As as mudanças são tão rápidas que até os vilões também mudam. A onde de protestos nos países árabes mostram que regimes autoritários e seus líderes estão cada vez mais deslocadas em um ordem de grande fluxo de informação e participação de diferentes atores sociais. A crise econômica e a recessão também trazem para o sistema maiores instabilidades e vulnerabilidades que até o momento ainda não foram exaustivamente estudadas.

Como explicar que a América do Sul seja reduto de governantes como Hugo Chavez e Evo Morales?

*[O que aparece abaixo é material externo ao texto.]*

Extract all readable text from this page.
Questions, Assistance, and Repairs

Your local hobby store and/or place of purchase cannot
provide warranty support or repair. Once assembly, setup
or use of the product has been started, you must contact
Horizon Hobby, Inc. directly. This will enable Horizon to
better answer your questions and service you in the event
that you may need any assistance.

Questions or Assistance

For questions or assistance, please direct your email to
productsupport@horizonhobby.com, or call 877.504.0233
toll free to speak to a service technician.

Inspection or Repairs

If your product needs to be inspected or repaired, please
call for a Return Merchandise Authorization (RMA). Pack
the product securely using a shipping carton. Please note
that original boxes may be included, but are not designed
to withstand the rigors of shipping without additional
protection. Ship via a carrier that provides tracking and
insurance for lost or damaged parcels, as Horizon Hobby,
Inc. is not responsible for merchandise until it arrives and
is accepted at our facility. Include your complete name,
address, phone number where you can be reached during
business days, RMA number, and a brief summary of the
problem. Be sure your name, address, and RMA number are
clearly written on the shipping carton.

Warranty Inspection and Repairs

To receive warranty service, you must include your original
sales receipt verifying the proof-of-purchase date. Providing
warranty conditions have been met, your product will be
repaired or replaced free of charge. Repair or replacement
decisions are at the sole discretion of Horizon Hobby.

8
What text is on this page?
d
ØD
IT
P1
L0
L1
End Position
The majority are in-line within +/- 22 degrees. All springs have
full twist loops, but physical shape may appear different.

Isso é indica que a população é mais suscetível a esse tipo de gestor?

O primeiro aspecto que devemos considerar que os processos políticos na América do Sul não são da mesma natureza daqueles que vemos nas regiões africanas e oriente médio. A América Latina passou por transições democráticas ao longo dos anos 90, em que instituições e defesa de direitos foram incorporados em grande parte aos países. O Brasil e Chile são exemplos de países que consolidaram suas democracias ao longo destes anos. No entanto, alguns países ainda possuem ordens domésticas instáveis e convivem com ações anti-democráticas, entre elas censura, perseguição de grupos opositores e violência política. As debilidades dos sistemas políticos latino americano têm várias causas, entre elas a presença de líderes populistas que buscam ampliar seu poder explorando as camadas mais populares. Assim, a pobreza e a extrema desigualdade são fatores que contribuem para a manutenção desses governos.

O que entrava a entrada do Brasil como membro titular do Conselho de Segurança da ONU?

A entrada do Brasil no Conselho de Segurança, em primeiro lugar, significa maior prestígio para o país no sistema internacional e relevância nas decisões estratégicas na área de segurança. Em segundo lugar, ser membro do Conselho também traz custos para o país, porque este terá que integrar operações de paz e também envolver-se em temas e agendas não diretamente relacionados com os interesses brasileiros, como no caso do Irã. Para o Governo Brasileiro ser membro titular significa que o Brasil passa a compor um restrito grupo de países com capacidade de influência e decisão no sistema internacional.

Perfil

Denilde Oliveira Holzhacker é mestre e doutora em Ciência Política pela Universidade de São Paulo. Atualmente é Assistente de Pesquisa do Núcleo de Pesquisa Em Relações Internacionais, Professora da Faculdades Integradas Rio Branco, professora Associada do Fundação Armando Álvares Penteado e professora mestre da Universidade São Marcos. Tem experiência na área de Ciência Política , com ênfase em Política Internacional.

Detalhes

Conselho em política externa para presidente Dilma: A política externa deve estar alinhada aos interesses e estratégias de desenvolvimento nacional, assim, as prioridades da agenda externa brasileira é essencial para garantir resultados positivos para o país nas suas relações externas. O reconhecimento da nossa posição de liderança no sistema internacional está diretamente associado à nossa capacidade de resolver problemas crônicos internos, especialmente relacionados ao acesso a educação de qualidade.